Who ever refers to the Food City 500? Ads in Food City supermarkets do. Local people talk about "Race Week" and "the race" and "Bristol." I've heard neighbors get as specific as "The Speedway," when talking about the Bristol race. Outside the store, I don't hear "the Food City 500."
Jason Howerton reports on NASCAR fans who have no problem with a race being sponsored by the National Rifle Association...

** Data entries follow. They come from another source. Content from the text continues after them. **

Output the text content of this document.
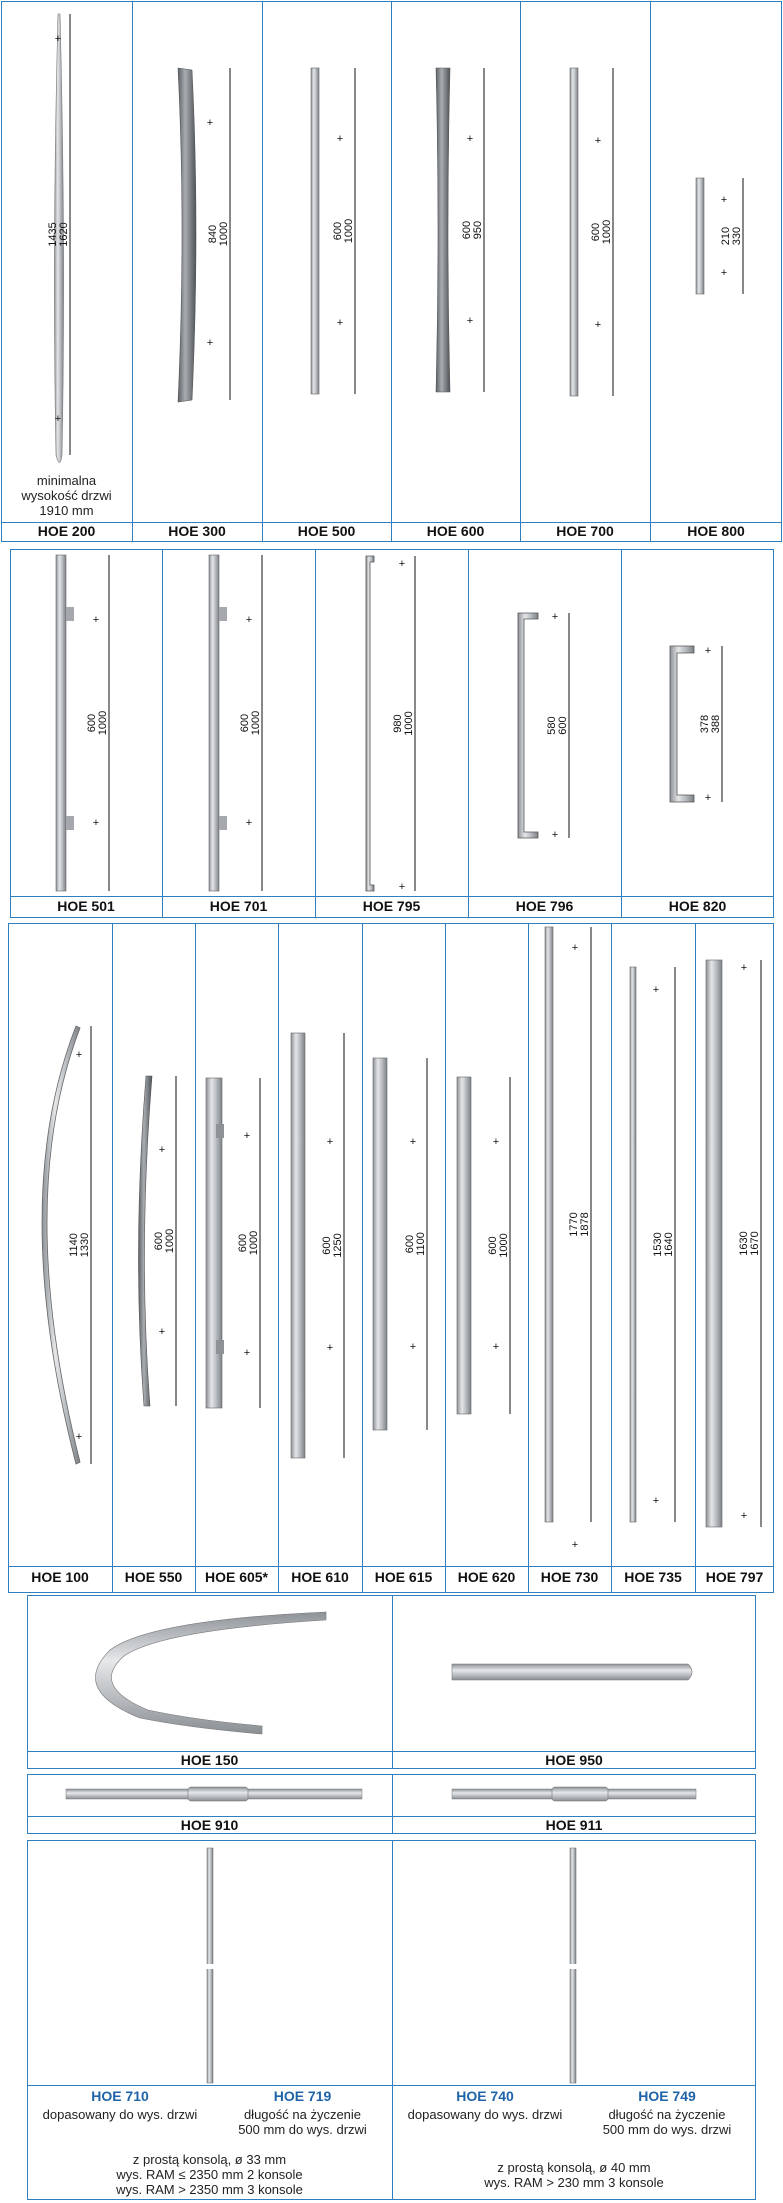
minimalna
wysokość drzwi
1910 mm
HOE 200	HOE 300	HOE 500	HOE 600	HOE 700	HOE 800
HOE 501	HOE 701	HOE 795	HOE 796	HOE 820
HOE 100	HOE 550	HOE 605*	HOE 610	HOE 615	HOE 620	HOE 730	HOE 735	HOE 797
HOE 150	HOE 950
HOE 910	HOE 911
HOE 710	HOE 719
dopasowany do wys. drzwi	długość na życzenie
500 mm do wys. drzwi
z prostą konsolą, ø 33 mm
wys. RAM ≤ 2350 mm 2 konsole
wys. RAM > 2350 mm 3 konsole
HOE 740	HOE 749
dopasowany do wys. drzwi	długość na życzenie
500 mm do wys. drzwi
z prostą konsolą, ø 40 mm
wys. RAM > 230 mm 3 konsole
+
+
1435 1620
+
+
840 1000
+
+
600 1000
+
+
600 950
+
+
600 1000
+
+
210 330
+
+
600 1000
+
+
600 1000
+
+
980 1000
+
+
580 600
+
+
378 388
+
+
1140 1330
+
+
600 1000
+
+
600 1000
+
+
600 1250
+
+
600 1100
+
+
600 1000
+
+
1770 1878
+
+
1530 1640
+
+
1630 1670
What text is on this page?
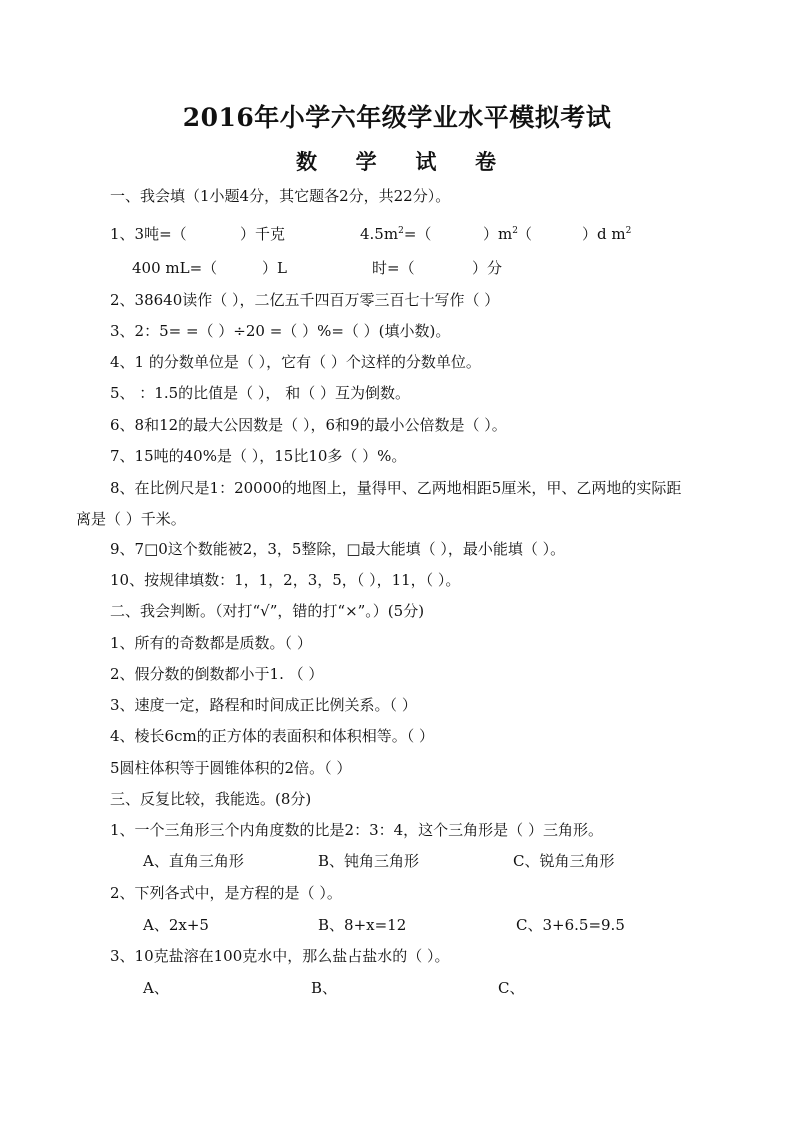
2016年小学六年级学业水平模拟考试
数 学 试 卷
一、我会填（1小题4分，其它题各2分，共22分）。
1、3吨=（	）千克	$4.5m^2=$（	）$m^2$ （	）d $m^2$
400 mL=（	）L	时=（	）分
2、38640读作（ ），二亿五千四百万零三百七十写作（ ）
3、2：5= =（ ）÷20 =（ ）%=（ ）(填小数)。
4、1 的分数单位是（ ），它有（ ）个这样的分数单位。
5、 ：1.5的比值是（ ）， 和（ ）互为倒数。
6、8和12的最大公因数是（ ），6和9的最小公倍数是（ ）。
7、15吨的40%是（ ），15比10多（ ）%。
8、在比例尺是1：20000的地图上，量得甲、乙两地相距5厘米，甲、乙两地的实际距
离是（ ）千米。
9、7□0这个数能被2，3，5整除，□最大能填（ ），最小能填（ ）。
10、按规律填数：1，1，2，3，5，（ ），11，（ ）。
二、我会判断。（对打“√”，错的打“×”。）(5分)
1、所有的奇数都是质数。（ ）
2、假分数的倒数都小于1. （ ）
3、速度一定，路程和时间成正比例关系。（ ）
4、棱长6cm的正方体的表面积和体积相等。（ ）
5圆柱体积等于圆锥体积的2倍。（ ）
三、反复比较，我能选。(8分)
1、一个三角形三个内角度数的比是2：3：4，这个三角形是（ ）三角形。
A、直角三角形	B、钝角三角形	C、锐角三角形
2、下列各式中，是方程的是（ ）。
A、2x+5	B、8+x=12	C、3+6.5=9.5
3、10克盐溶在100克水中，那么盐占盐水的（ ）。
A、	B、	C、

As I recall--years ago, when NASCAR was a smaller enterprise--fans don't care what sponsors a race. Back when I was watching races, there were the Winston Cup and the Busch Cup. Named for towns or families? Er, ah, not exactly. And I thought these official names were pretty ironic because successful racers are not smokers or heavy drinkers. Racers who even drink too much beer or soda pop tend to dehydrate and wash out during a long, hot race. How can you name an athletic event after a product serious athletes don't use? But nobody protested. People chuckled. Some race fans did smoke cigarettes and drink beer. The ones I knew didn't. If cigarettes and beer are not large parts of your life, you think of "Winston" and "Busch" as names of families, whether that's what corporate sponsors intend or not.
Oh, well...sports have a way of being good for a laugh. A headline that turned up in today's e-mail: "Danica Patrick says Martinsville shows she knows how to drive a car." Er. Uh. There was doubt about that?
Note: she said "Martinsville." Who sponsors the Martinsville race? I've forgotten, if I ever knew. I remember that Martinsville is the name of a track.
Showing my age here...I did not remember Fort Worth being part of the circuit. So it was worth scrolling down quickly through Jonathon Seidl's photo series. Different track, but many things about a NASCAR race haven't changed.
Are they really "deafening"? Yes--especially at Bristol, where the track's so short that your ears never really get a break from the roar of the engines. It's normal and acceptable to wear ear plugs.